事業承継にあたりましては、事業承継税制を活用すれば、自社株(同族会社株式)の贈与税、相続税が猶予され、さらに要件を満たせば最終的には免除されるので、自社株の評価額が大きいほど、この制度の効果も大きいと言えます。

 

ただ、税務に対応したとしても、遺留分はまた別の問題となります。

遺留分とは、民法で定められた相続人に対して最低限保証された遺産取得分です。

 

例えば、Aさんと配偶者と子供2人の4人家族の場合、Aさんが死亡したら、配偶者と2人の子が法定相続人となり

法定相続分は

・配偶者:1/2

・子2人:1/4ずつ

となります。

この場合の遺留分は法定相続分の1/2なので

・配偶者:1/4

・子2人;1/8ずつ

これが、各相続人が取得を主張できる最低限の権利となります。

 

自社株の評価が高額になるほど、遺留分を侵害する可能性が高くなり、後継者に株式の所有を集中させることができなくなれば、後継者以外の親族が議決権を持つことになりかねません。

 

そのような事態を予防するため、民法では「固定合意」「除外合意」という特例が設けられています。

 

固定合意とは、同族会社株式の価額を推定相続人(相続開始時に相続人となるであろう人)全員の合意時の評価額で固定して、遺留分対象の財産に含めることです。
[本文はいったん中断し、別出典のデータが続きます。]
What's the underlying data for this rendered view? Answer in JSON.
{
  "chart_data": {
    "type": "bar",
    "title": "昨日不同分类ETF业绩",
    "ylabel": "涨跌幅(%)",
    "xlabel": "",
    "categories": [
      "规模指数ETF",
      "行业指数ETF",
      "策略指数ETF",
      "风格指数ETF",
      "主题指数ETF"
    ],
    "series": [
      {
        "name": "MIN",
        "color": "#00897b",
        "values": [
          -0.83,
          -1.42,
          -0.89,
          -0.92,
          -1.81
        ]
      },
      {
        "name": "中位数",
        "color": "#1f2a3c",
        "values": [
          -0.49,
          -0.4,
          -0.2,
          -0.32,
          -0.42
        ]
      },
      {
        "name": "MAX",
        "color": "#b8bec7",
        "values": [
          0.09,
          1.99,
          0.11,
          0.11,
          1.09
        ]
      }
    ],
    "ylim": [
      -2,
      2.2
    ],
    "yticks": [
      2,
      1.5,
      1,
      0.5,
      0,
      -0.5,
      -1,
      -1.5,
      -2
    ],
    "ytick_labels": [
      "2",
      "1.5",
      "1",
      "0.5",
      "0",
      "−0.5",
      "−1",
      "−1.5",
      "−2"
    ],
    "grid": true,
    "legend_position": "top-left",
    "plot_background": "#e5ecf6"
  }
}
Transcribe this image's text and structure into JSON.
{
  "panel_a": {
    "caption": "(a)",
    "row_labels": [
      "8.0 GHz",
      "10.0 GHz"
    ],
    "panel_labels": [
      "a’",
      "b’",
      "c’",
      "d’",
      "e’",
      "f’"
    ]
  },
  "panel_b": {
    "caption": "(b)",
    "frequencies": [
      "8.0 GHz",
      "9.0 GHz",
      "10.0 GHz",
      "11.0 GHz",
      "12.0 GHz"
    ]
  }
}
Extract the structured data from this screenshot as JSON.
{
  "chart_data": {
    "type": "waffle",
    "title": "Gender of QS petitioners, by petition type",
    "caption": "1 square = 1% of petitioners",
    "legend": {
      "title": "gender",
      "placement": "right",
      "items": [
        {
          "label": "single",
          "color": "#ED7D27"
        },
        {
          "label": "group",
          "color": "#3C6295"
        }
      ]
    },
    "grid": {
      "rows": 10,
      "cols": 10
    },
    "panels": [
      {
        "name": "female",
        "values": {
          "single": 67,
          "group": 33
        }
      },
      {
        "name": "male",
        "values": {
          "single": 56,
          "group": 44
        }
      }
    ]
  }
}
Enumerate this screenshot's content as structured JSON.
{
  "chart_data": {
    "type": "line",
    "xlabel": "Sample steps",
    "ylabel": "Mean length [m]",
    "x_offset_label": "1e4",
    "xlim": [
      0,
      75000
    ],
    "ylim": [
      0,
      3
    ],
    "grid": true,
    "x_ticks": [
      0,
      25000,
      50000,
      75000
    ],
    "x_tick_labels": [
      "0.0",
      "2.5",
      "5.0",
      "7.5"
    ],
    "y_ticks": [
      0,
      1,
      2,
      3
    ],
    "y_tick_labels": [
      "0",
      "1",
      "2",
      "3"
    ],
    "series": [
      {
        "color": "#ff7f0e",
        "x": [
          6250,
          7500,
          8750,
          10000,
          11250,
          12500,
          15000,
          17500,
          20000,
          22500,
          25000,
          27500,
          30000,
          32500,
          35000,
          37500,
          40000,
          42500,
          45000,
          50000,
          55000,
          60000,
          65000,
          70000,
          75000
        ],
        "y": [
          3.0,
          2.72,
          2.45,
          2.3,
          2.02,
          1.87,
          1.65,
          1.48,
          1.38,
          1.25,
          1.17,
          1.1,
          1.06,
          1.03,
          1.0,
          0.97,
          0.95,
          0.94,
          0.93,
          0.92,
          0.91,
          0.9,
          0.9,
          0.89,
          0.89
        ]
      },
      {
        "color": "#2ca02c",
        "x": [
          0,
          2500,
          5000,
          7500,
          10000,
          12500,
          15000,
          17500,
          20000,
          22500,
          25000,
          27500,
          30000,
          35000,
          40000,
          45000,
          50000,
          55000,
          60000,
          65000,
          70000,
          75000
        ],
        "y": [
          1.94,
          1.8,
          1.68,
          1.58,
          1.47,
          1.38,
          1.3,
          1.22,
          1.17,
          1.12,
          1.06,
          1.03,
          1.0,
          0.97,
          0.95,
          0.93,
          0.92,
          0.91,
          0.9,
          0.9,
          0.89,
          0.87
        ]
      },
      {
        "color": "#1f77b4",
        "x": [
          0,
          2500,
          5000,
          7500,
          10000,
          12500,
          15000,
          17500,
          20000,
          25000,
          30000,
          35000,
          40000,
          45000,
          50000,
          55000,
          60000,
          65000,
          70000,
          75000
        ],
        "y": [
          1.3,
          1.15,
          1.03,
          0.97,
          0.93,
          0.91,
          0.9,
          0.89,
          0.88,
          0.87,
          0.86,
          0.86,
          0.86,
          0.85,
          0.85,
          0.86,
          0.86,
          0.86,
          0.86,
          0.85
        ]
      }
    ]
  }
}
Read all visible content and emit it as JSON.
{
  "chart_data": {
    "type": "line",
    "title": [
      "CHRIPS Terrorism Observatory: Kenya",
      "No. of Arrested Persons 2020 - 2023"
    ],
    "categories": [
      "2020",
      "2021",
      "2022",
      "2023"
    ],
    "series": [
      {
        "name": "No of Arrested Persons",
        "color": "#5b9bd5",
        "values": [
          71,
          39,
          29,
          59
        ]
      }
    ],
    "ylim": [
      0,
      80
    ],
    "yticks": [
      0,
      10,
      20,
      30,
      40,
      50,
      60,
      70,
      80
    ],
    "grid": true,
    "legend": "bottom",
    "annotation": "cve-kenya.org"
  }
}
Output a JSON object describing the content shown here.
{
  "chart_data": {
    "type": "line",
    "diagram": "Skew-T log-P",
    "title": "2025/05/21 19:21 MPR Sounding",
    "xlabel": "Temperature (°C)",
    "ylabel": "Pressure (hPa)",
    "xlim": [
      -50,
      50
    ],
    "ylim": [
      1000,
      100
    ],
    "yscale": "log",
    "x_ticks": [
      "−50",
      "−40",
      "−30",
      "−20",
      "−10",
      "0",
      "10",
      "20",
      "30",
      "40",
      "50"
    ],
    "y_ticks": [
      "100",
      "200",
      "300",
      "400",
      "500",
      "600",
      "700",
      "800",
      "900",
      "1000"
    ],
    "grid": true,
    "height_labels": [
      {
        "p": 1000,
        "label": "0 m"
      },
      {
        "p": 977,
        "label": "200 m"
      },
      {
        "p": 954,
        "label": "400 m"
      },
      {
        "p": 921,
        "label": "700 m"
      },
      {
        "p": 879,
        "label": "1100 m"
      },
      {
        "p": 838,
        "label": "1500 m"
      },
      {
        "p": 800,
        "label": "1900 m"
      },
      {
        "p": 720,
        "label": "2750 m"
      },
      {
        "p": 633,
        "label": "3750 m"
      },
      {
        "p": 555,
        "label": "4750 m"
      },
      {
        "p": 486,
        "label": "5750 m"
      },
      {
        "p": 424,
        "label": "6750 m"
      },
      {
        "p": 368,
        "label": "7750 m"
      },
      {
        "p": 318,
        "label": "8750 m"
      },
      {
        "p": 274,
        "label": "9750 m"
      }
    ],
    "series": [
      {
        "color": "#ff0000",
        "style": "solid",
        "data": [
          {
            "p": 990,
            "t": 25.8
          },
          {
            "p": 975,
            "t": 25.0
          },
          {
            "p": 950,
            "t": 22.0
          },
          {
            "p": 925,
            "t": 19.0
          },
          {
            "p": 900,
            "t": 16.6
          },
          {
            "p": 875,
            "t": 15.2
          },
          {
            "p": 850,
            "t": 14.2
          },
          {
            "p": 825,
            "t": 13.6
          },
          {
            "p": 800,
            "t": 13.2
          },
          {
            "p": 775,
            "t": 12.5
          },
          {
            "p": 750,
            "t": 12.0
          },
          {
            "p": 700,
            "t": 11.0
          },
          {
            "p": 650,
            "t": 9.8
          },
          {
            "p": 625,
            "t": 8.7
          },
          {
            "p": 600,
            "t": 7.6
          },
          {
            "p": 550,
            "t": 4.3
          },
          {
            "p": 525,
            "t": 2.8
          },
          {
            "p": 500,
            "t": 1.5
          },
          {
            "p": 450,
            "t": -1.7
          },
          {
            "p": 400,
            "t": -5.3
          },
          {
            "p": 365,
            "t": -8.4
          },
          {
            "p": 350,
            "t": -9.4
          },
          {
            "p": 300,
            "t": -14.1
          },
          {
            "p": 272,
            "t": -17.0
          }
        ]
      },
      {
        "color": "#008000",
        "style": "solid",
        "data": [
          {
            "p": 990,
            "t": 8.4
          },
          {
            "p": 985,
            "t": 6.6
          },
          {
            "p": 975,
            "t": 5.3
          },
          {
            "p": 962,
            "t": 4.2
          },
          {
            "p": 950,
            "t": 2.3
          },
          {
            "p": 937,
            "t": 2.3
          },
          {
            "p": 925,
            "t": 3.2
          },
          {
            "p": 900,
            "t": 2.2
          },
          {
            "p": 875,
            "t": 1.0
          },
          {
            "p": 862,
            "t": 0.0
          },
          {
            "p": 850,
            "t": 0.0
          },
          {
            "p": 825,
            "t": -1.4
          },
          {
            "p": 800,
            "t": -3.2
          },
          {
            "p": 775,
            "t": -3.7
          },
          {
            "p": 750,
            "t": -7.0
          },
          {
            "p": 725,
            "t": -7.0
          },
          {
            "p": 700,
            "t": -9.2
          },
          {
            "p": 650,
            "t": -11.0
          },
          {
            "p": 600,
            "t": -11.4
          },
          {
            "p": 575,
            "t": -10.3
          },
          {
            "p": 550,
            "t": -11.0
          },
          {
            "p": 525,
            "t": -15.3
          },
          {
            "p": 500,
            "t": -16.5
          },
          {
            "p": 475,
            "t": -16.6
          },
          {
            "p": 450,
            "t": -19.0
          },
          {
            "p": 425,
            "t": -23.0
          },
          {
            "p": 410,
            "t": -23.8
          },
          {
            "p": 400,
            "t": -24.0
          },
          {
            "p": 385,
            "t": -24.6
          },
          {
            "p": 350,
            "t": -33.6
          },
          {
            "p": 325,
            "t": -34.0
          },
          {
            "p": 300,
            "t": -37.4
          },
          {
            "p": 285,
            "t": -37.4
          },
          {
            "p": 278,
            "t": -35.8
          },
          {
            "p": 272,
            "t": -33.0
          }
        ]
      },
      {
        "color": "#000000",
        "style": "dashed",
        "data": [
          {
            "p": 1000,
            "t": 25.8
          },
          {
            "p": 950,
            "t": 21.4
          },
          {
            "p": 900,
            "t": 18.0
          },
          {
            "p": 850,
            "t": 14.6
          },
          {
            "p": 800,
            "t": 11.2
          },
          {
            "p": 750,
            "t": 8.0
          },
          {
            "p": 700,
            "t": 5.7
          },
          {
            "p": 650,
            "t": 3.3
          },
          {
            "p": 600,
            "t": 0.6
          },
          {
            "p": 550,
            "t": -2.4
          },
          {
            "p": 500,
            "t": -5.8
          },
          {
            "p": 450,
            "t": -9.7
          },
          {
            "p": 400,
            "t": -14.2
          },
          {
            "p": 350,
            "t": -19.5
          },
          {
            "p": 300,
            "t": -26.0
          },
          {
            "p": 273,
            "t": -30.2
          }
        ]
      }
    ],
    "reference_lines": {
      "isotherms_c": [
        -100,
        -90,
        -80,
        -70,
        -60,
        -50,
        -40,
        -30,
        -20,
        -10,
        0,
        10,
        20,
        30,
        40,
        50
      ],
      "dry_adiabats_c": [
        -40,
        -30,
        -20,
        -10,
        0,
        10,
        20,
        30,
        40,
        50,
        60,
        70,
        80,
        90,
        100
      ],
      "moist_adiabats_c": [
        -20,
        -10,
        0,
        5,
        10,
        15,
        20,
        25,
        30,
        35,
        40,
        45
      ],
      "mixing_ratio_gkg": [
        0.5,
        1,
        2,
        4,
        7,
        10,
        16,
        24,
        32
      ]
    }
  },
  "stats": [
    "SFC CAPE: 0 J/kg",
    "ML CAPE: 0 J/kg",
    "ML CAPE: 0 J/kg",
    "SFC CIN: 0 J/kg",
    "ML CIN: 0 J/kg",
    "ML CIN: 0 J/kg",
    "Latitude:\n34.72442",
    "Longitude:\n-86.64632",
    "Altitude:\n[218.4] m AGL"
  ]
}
株式の評価額を固定することにより、相続開始時までに株式の価値が上昇しても、後継者以外の遺留分の額が増大することはなく、後継者は企業価値が上がることを気にせず経営に専念することができます。

 

除外合意とは、遺留分対象の財産から除外することに推定相続人全員が合意することです。
除外合意をすることによって、当該株式等は遺留分算定基礎算定財産に算入されず、遺留分侵害額請求の対象にもなりません。

 

相続時に親族間で紛糾しないように、できるだけ早いうちに対策を講じておくようにしましょう。